Il y a aussi les terrasses. Les toitures de l’immeuble qui sont traitées en sol naturel, en stabilisé, comme les allées des jardins publics. Les relevés disgracieux d’étanchéité ont été masqués de façon à renforcer l’idée d’habiter en pleine terre. Pour moi un bon architecte se reconnaît à ce seul détail : ne pas voir l’étanchéité. Quand le pantalon est trop court, on voit les chaussettes, j’ai toujours eu horreur de ça. L’étanchéité c’est pareil. La cacher est un art. Il faut suivre le parcours de l’eau, la piéger discrètement tout en rendant le tout étanche. Les terrasses sont pour les appartements d’exception. Elles peuvent être agrémentées au choix d’une cabane. Un seul propriétaire en a levé l’option. On la lui a mise à cheval sur l’acrotère, en équilibre. De là, il a un point de vue imprenable sur le Lez, la rivière qui coule en bas. La position des appartements a été guidée par les possibilités de leur terrasse. En jouant avec un projecteur sur la maquette, je me suis aperçu que les cabanes situées sur la façade Est, continueraient à recevoir le soleil même quand il est à l’ouest. Le soleil passe en milieu d’après-midi au-dessus du bâtiment pour plonger dans les cabanes. Fort de cette constatation on les a éloignées un peu plus du bâtiment pour pouvoir parfaire l’ensoleillement. Les appartements situés sur cette façade sont gâtés.
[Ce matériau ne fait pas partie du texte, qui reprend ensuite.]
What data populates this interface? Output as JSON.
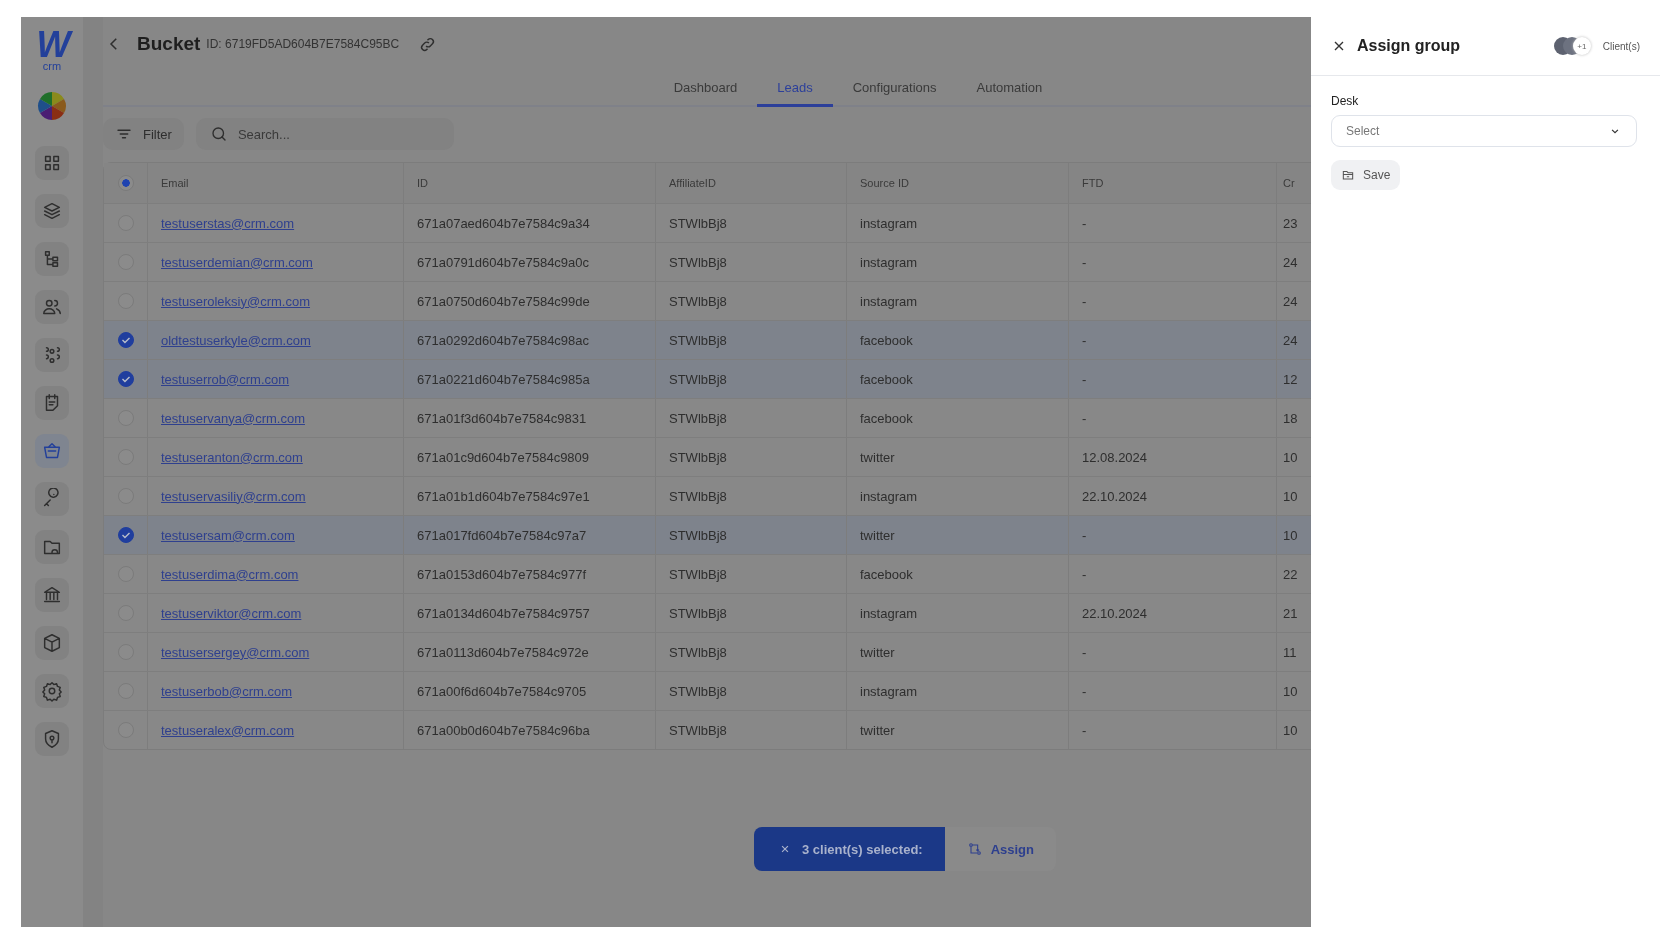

Ils bénéficient de la vue sur la rivière et bien qu’ils soient à l’est, d’un coin au soleil toute la journée.

L’autre point relève de la matière. Celle avec laquelle construire le bâtiment. La matière se doit d’être sensible au contexte comme un épiderme. Sensible aux arbres centenaires, aux berges du fleuve, comme à la température de l’été. Elle doit assurer dedans le confort comme dehors l’(in)visibilité du bâtiment. Une chose qui m’a ravi pendant le chantier est que le bâtiment ne se voyait presque pas. C’est ce que je voulais sans trop oser y croire, normal, une bête de 100 m de long sur 7 étages, ce n’est pas forcément discret. Personne n’a compris mon bonheur sur le coup."